The United States Department of Agriculture (USDA) remains focused on carrying out its mission, despite a time of significant budget uncertainty. Friday’s announcement is one part of the department’s efforts to strengthen the rural economy.

“USDA is working diligently to help American farmers and ranchers rebound from last year’s drought and prepare for future times of climatic extremes,” Vilsack said. “Conservation Innovation Grants are an excellent way to invest in new technology and approaches that will help our farmers, ranchers and rural communities be more resilient in the future.”

The grants will address drought-related issues, such as grazing management, warm season forage systems, irrigation strategies and innovative cropping systems.

Recipients plan to evaluate innovative, field-based conservation technologies and approaches, leading to improvements like enhancing soil’s ability to hold water, evaluating irrigation water use and installing grazing systems that are more tolerant to drought.

One of the projects includes Texas AgriLife Research, which received $233,000 to develop guidelines for managing irrigation under drought conditions and computer programs for linking weather stations with irrigation scheduling.

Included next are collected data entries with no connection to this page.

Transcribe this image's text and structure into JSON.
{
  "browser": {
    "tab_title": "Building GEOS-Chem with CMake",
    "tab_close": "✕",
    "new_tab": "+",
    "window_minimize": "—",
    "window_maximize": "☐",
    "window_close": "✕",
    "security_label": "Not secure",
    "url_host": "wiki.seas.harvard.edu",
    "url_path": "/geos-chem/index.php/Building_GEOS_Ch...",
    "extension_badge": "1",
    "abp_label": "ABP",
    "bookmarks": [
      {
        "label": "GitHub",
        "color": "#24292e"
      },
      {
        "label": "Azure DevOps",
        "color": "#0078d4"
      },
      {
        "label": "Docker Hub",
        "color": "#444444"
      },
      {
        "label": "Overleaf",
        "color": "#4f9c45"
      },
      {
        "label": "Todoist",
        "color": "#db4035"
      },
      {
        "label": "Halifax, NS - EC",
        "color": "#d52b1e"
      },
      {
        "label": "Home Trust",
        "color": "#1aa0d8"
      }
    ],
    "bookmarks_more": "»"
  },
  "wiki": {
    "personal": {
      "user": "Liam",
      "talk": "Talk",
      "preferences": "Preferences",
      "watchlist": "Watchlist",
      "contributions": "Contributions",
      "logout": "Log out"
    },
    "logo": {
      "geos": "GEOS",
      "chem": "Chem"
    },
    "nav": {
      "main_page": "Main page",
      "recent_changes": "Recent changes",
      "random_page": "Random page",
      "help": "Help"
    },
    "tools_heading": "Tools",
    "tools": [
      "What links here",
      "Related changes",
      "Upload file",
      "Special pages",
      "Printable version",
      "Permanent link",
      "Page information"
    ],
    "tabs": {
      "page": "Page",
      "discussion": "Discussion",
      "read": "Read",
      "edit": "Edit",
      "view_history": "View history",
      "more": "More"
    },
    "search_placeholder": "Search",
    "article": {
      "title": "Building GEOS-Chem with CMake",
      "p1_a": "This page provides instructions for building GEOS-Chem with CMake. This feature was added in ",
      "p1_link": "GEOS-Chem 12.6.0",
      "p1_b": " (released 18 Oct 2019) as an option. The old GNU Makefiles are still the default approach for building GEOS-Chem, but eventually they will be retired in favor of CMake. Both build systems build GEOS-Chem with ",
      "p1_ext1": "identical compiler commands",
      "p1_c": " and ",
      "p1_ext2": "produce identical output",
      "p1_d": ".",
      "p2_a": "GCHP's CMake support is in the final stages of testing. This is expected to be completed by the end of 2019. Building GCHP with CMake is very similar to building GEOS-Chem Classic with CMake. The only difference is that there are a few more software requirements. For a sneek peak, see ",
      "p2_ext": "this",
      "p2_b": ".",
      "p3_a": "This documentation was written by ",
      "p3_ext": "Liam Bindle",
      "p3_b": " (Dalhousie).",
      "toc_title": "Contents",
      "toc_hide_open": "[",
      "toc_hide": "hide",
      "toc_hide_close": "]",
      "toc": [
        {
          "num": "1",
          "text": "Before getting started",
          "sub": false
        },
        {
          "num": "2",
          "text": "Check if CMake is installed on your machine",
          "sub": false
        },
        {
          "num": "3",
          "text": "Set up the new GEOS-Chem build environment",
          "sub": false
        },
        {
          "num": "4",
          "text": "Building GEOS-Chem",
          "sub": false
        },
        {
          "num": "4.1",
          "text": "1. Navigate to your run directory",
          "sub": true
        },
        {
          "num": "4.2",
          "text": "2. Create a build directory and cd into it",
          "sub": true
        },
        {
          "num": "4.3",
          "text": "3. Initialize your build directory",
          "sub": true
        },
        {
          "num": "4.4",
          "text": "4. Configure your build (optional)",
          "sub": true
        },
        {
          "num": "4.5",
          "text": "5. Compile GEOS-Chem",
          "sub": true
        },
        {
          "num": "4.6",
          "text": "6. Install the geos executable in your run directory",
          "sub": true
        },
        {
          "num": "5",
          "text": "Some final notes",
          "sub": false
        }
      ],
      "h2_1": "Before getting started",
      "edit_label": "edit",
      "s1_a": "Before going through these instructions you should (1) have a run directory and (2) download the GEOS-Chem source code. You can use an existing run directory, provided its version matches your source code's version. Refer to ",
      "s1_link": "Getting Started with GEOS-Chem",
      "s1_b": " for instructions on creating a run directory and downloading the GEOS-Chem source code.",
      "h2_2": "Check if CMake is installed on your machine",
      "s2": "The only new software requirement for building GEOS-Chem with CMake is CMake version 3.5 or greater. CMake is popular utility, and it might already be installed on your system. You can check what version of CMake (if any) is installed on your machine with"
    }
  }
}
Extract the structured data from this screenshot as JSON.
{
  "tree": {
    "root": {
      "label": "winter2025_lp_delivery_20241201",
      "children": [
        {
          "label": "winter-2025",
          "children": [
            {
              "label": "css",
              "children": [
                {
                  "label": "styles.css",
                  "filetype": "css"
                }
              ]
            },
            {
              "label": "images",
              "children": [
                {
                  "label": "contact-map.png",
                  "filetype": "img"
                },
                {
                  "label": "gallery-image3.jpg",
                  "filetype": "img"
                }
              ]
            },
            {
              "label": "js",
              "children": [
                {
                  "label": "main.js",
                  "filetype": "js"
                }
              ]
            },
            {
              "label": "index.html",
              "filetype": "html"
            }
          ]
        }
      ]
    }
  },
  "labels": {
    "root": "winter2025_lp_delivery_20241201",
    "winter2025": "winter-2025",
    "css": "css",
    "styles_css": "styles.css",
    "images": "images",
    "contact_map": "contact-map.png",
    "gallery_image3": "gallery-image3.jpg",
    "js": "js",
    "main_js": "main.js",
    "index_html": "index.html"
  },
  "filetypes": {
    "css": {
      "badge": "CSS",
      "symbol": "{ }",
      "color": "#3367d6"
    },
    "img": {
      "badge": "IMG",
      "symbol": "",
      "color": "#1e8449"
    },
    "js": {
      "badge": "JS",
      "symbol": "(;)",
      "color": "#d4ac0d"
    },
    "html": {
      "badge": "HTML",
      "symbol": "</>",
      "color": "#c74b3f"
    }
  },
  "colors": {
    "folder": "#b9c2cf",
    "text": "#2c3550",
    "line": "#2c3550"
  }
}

Summaries of all projects selected for 2013 Conservation Innovation Grants are available at http://www.nrcs.usda.gov/technical/cig/index.html.

NRCS has offered this grant program since 2004, investing in ways to demonstrate and transfer efficient and environmentally friendly farming and ranching practices. This specific announcement of program funding was in response to last year’s historic drought.

Conservation Innovation Grants projects are funded by the Environmental Quality Incentives Program and awarded through a competitive grants process. At least 50 percent of the total cost of projects must come from non-federal matching funds, including cash and in-kind contributions provided by the grant recipient.